The underlying model might be as good, but how you interface with it seems to deliver wildly different results. I can easily get chat-gpt to give me entire blocks of code. Copilot just trickles out small bits. Copilot is also very distracting because I find myself constantly waiting to see if what it's going to do next is helpful or not, whereas just typing into chat gpt I know I'm going to get something in the direction of what I want.
For me it is very different use cases. Copilot often prevents me from needing to write mundane blocks of code, as it will often fill in what I'm looking for after I write the function name.
If I'm still unsure how I might approach a certain problem, or if it isn't immediately clear to me how I'd write the function I want, I might type in a prompt to ChatGPT and see what it comes up with. But it would really slow down my workflow if I had to prompt ChatGPT for every mundane function I plan to write.
I suspect the cost problem arose specifically upgrading to ChatGPT 4 over ChatGPT 3 - right there their costs increased more than 5x.
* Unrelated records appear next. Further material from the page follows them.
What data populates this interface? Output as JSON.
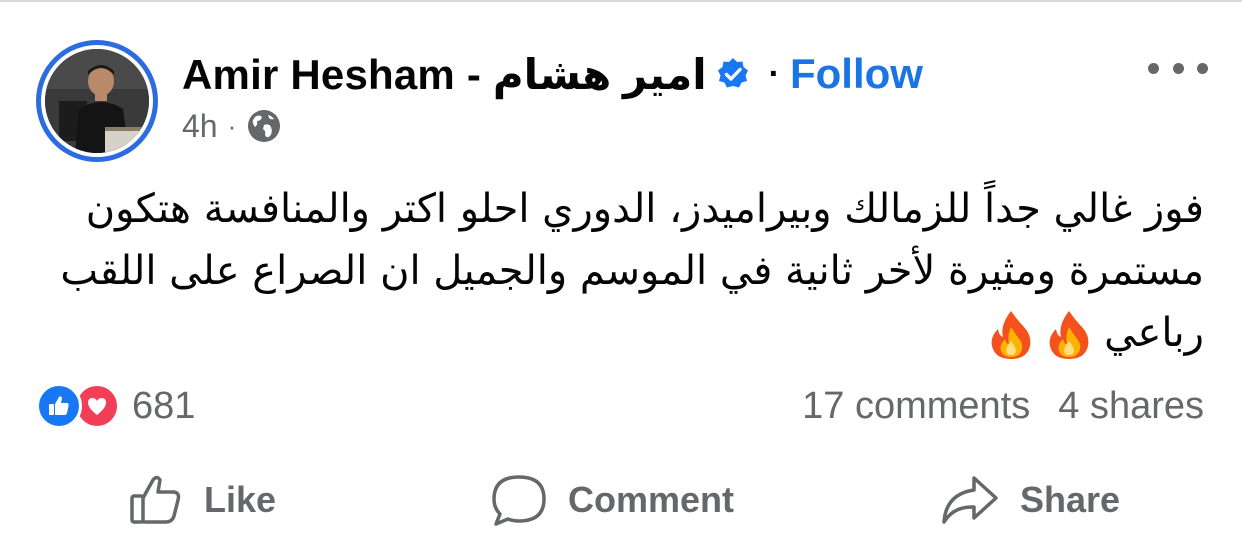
{
  "post": {
    "author": "Amir Hesham - امير هشام",
    "follow_label": "Follow",
    "dot": "·",
    "time": "4h",
    "meta_sep": "·",
    "text_lines": [
      "فوز غالي جداً للزمالك وبيراميدز، الدوري احلو اكتر والمنافسة هتكون",
      "مستمرة ومثيرة لأخر ثانية في الموسم والجميل ان الصراع على اللقب",
      "رباعي"
    ],
    "reactions_count": "681",
    "comments": "17 comments",
    "shares": "4 shares"
  },
  "actions": {
    "like": "Like",
    "comment": "Comment",
    "share": "Share"
  },
  "icons": {
    "verified": "verified-badge-icon",
    "privacy": "globe-icon",
    "more": "more-options-icon",
    "reaction_like": "thumbs-up-icon",
    "reaction_love": "heart-icon",
    "emoji": "fire-emoji"
  },
  "colors": {
    "accent": "#1b74e4",
    "secondary_text": "#65676b",
    "avatar_ring": "#2d6cdf",
    "like_blue": "#1877f2",
    "love_red": "#f33e58"
  }
}
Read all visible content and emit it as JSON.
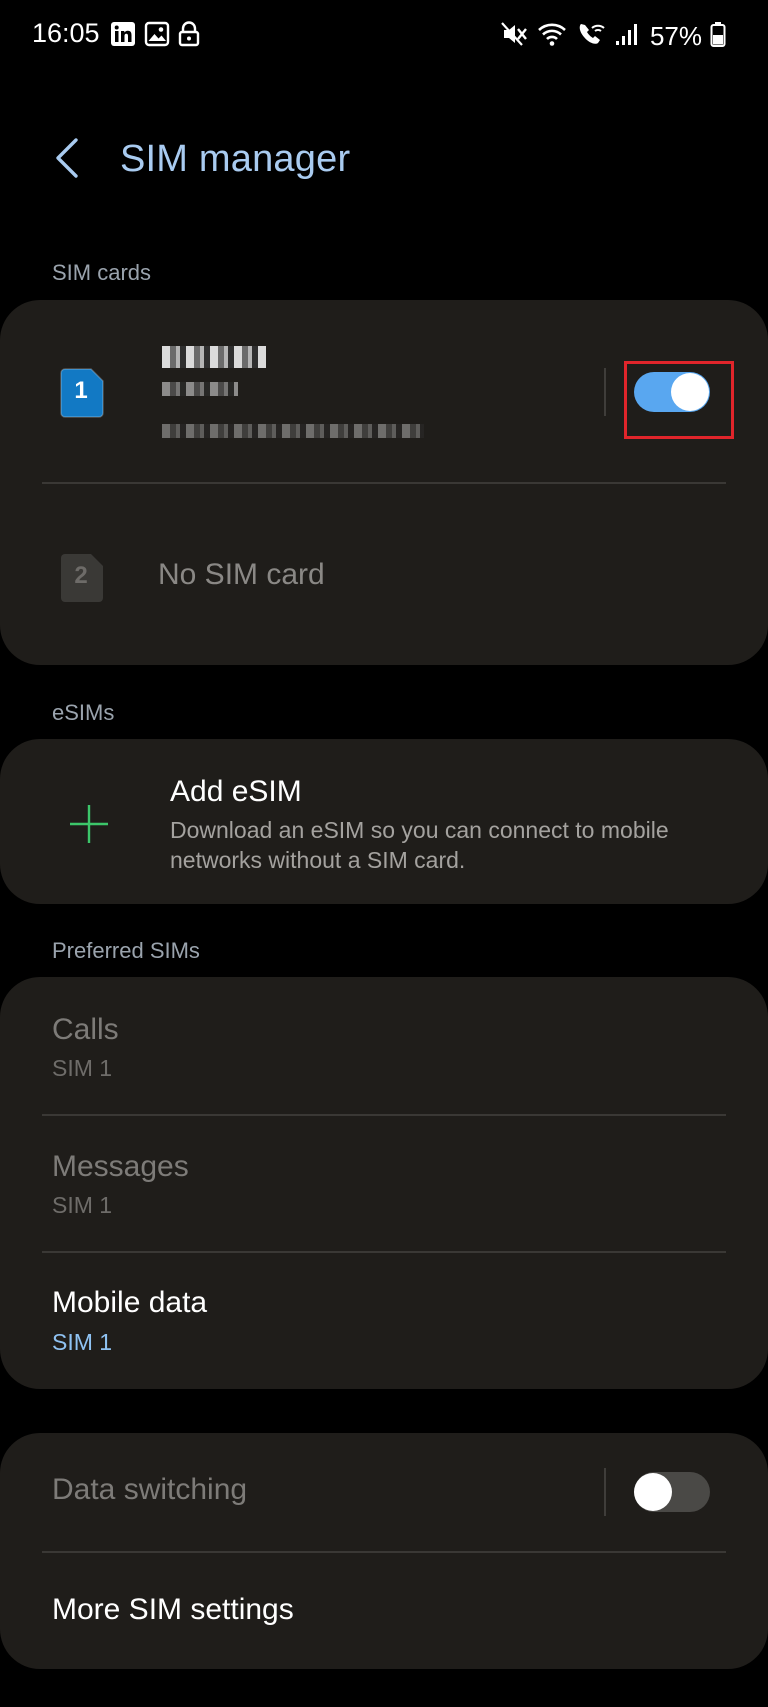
{
  "status_bar": {
    "time": "16:05",
    "left_icons": [
      "linkedin-icon",
      "gallery-icon",
      "lock-icon"
    ],
    "right_icons": [
      "mute-icon",
      "wifi-icon",
      "wifi-calling-icon",
      "signal-icon",
      "battery-icon"
    ],
    "battery": "57%"
  },
  "header": {
    "title": "SIM manager",
    "back_icon": "chevron-left-icon"
  },
  "sim_cards": {
    "section_label": "SIM cards",
    "sim1": {
      "badge": "1",
      "badge_color": "#1279c4",
      "enabled": true,
      "toggle_color": "#59a7f0"
    },
    "sim2": {
      "badge": "2",
      "label": "No SIM card"
    }
  },
  "esims": {
    "section_label": "eSIMs",
    "add": {
      "title": "Add eSIM",
      "description_line1": "Download an eSIM so you can connect to mobile",
      "description_line2": "networks without a SIM card.",
      "icon": "plus-icon",
      "icon_color": "#3cc66a"
    }
  },
  "preferred": {
    "section_label": "Preferred SIMs",
    "calls": {
      "title": "Calls",
      "value": "SIM 1"
    },
    "messages": {
      "title": "Messages",
      "value": "SIM 1"
    },
    "mobile_data": {
      "title": "Mobile data",
      "value": "SIM 1"
    }
  },
  "other": {
    "data_switching": {
      "title": "Data switching",
      "enabled": false
    },
    "more_settings": {
      "title": "More SIM settings"
    }
  }
}
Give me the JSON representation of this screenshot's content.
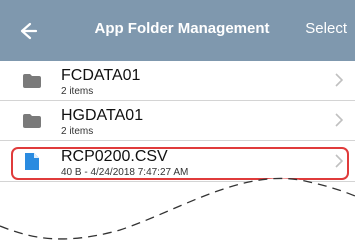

So before it was likely under $5/month on average, but once you changed to ChatGPT 4, it jumped to like $20/month on average.
It's not GPT-4, it's gpt-3.5-turbo (or a variant there-of). Source: I'm sitting in the audience of a talk about it at AI Engineering summit right now, the speaker confirmed it as gpt-3.5-turbo, switched from Codex.
Is that actually true? I remember Copilot-X being containing the GPT4 version and I'm pretty sure that wasn't out back in April. I don't even think it was out this summer
Interesting that you say that. I had the opposite thought that it doesn’t seem to have improved much over time, but I think my perception might be influenced by my habit of ignoring large suggestions and only looking at the results when it fills the rest of the line I was typing.
I’m also using it with intellij instead of vscode, so for all I know I could be using an old version still.